There exists a collegiality of sorts in one side of the world of business. Business deals in that side of the game are about a search for a mutuality of interest. Win-win negotiations in developing markets are conducted by those with an eye to the future. Relationships are to be built by finding common ground.

More mature markets, which is to say areas that are played out, are often run by those who look to each sunset as a sort of final bell. Life is short-term. By all accounts, real estate maneuvering, Mr. Trump’s business motif, fits that category. Deals are competitive in the most cutthroat style. There are winners and there are losers in each deal, in each relationship, in and out of the office.

It translates from business to an emotional zero-sum world. There is winner and a loser in every emotional encounter. The only way to win is to make sure the person on the other side of the table, the other side of the contract, the other side of the bed sheet, is a loser.

“Loser” is Mr. Trump’s favorite pejorative.

Most of us, in some way, live out what is left of unmet childhood needs. As we watch our President, we can only wonder what searing patterns, what little boy traumas produced the inner emptiness that constantly needs to be filled at the expense of others.

The insatiable hunger for political theatre is fueled by the same inward vacuum that hungers for office chaos. He lives for those moments when he can look in any direction and see his subjects anxiously hanging on his every word. Those who do not meet that need are subject to his frustrated wrath.

The need for attention, for worship, is matched by a furious need for petty revenge on those who do not deliver that adulation.

I listened to reports of Mr. Trump’s Chief of Staff gleefully regaling his subordinates and members of the press with grim details of Tillerson’s humiliation.

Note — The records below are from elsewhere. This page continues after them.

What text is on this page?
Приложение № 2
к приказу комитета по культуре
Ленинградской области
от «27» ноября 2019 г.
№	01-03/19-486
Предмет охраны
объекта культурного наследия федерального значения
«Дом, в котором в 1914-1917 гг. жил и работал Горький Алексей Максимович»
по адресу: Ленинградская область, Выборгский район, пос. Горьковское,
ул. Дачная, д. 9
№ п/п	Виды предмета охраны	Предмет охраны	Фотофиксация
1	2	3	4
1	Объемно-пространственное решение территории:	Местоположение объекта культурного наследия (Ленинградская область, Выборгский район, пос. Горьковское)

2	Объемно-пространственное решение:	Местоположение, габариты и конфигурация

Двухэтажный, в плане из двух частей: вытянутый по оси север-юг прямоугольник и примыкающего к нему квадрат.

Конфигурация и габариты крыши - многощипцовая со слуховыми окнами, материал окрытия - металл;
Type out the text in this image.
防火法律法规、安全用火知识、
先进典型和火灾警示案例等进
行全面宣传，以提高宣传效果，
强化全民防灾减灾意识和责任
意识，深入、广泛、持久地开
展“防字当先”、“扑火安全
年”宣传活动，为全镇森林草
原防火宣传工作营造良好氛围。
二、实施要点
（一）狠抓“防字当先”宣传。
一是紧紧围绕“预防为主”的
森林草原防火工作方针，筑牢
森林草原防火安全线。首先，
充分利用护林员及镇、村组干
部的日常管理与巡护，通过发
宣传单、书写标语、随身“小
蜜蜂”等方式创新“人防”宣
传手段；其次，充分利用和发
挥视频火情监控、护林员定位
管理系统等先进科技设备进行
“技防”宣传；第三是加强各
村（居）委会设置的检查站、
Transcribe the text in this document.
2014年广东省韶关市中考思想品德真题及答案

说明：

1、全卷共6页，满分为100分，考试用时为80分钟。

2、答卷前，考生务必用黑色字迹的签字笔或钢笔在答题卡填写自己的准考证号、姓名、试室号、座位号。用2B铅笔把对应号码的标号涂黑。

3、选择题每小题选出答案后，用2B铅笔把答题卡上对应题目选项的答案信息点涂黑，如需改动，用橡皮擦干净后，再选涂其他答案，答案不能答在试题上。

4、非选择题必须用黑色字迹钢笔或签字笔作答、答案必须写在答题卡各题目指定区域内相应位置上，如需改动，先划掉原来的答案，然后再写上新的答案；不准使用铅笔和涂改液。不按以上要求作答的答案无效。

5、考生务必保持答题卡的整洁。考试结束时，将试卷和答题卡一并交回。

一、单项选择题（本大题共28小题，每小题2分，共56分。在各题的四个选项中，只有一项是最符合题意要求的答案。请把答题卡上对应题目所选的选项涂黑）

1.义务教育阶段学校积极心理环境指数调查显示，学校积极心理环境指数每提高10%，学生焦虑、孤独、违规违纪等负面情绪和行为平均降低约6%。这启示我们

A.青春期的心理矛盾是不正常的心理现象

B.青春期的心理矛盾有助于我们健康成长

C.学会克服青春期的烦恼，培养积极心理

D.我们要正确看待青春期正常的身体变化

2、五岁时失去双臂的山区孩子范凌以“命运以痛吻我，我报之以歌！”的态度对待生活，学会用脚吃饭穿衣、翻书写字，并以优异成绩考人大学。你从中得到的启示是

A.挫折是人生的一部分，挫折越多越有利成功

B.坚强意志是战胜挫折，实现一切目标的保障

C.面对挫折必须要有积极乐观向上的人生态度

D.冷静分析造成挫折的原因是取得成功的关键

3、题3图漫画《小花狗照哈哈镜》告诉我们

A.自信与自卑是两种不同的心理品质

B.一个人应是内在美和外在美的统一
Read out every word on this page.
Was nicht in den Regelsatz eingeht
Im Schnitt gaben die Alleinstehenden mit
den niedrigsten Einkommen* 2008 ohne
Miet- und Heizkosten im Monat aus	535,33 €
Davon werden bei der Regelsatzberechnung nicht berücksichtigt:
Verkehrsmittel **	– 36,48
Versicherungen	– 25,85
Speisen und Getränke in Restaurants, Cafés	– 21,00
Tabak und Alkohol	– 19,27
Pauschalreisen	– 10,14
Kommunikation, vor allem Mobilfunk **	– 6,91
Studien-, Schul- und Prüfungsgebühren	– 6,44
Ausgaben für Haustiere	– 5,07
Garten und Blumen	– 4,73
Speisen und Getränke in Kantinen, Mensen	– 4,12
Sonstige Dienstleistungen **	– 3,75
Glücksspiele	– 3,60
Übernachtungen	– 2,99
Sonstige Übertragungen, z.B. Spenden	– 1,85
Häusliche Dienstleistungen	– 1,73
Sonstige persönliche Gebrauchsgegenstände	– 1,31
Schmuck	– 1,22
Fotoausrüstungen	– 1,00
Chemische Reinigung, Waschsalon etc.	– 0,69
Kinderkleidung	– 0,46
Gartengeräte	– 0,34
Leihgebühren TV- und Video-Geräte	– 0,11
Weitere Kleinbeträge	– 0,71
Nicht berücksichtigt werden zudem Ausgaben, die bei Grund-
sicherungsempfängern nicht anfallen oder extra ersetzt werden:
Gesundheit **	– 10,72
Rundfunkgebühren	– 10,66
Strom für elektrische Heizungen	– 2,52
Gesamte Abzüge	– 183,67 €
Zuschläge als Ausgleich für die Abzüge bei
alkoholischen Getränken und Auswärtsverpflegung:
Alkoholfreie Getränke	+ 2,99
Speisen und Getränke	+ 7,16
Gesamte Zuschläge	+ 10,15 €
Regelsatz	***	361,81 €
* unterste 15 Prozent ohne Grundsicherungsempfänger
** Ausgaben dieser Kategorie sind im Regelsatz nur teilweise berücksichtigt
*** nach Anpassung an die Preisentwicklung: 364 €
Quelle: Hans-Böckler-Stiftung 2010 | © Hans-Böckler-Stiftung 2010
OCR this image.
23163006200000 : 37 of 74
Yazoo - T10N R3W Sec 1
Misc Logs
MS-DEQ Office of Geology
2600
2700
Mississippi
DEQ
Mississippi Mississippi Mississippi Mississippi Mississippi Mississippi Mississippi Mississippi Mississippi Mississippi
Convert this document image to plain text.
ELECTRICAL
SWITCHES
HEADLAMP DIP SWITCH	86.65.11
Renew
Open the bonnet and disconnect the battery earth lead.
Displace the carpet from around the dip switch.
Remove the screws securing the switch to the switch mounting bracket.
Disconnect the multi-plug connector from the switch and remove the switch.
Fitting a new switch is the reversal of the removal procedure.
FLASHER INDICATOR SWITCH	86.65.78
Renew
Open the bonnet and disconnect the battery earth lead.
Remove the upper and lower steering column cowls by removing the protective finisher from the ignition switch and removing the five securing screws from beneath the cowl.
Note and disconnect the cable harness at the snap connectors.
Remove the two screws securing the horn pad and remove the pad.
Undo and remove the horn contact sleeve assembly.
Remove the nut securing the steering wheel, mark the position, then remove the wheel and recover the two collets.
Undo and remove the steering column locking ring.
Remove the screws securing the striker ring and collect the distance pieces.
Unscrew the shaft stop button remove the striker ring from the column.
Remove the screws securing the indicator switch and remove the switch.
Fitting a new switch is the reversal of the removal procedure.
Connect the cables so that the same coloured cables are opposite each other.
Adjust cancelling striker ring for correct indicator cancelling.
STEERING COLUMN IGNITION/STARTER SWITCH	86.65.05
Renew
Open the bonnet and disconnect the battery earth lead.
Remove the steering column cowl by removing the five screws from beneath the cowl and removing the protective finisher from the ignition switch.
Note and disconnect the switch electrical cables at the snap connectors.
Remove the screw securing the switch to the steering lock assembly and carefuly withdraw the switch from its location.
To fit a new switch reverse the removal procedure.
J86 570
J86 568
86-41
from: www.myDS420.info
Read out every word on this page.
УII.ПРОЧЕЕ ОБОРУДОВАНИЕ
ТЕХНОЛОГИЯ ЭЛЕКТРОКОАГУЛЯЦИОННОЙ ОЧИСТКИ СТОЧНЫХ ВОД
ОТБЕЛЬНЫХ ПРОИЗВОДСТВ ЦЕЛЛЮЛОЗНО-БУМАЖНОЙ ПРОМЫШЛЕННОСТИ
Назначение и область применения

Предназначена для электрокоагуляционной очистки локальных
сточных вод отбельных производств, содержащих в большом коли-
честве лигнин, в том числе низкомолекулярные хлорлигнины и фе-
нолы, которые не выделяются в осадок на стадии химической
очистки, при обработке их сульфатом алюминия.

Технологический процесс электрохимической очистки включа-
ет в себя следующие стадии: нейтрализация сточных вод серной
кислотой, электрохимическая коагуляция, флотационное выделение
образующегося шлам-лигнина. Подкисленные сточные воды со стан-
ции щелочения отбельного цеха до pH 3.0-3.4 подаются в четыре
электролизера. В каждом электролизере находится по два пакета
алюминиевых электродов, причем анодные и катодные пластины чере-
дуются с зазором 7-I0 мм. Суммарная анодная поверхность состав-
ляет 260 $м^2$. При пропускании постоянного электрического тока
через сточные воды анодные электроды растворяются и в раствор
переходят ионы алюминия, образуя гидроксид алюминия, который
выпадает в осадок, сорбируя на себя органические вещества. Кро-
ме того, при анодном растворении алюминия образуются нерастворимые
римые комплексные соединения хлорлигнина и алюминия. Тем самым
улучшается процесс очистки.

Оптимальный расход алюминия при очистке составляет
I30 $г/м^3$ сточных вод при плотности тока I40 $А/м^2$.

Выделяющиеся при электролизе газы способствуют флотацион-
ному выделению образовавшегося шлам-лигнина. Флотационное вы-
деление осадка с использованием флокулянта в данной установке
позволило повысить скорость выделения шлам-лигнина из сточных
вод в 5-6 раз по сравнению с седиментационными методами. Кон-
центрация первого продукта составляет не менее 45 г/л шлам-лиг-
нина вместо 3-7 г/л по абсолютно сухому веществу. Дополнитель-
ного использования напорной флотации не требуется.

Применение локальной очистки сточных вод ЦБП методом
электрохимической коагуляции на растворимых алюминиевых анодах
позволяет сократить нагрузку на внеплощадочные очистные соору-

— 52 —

Sources say that Friday, in an off-the-record meeting filled with White House officials and political reporters, Kelly said Tillerson had been suffering from a stomach bug during a diplomatic trip to Africa, and had been using the bathroom when he got the call from Kelly.

Ha ha. The Secretary of State was fired while sitting with his pants around his ankles.

For a brief shameful second, I thought about telling my friend. “Please don’t fire me, then tell my friends that you told me in the men’s room when I was…”

Then I thought better of it.

The joke had died from too much repetition. Too, too many encores.

The pathetic needs of my President are no longer funny. I suppose they never were.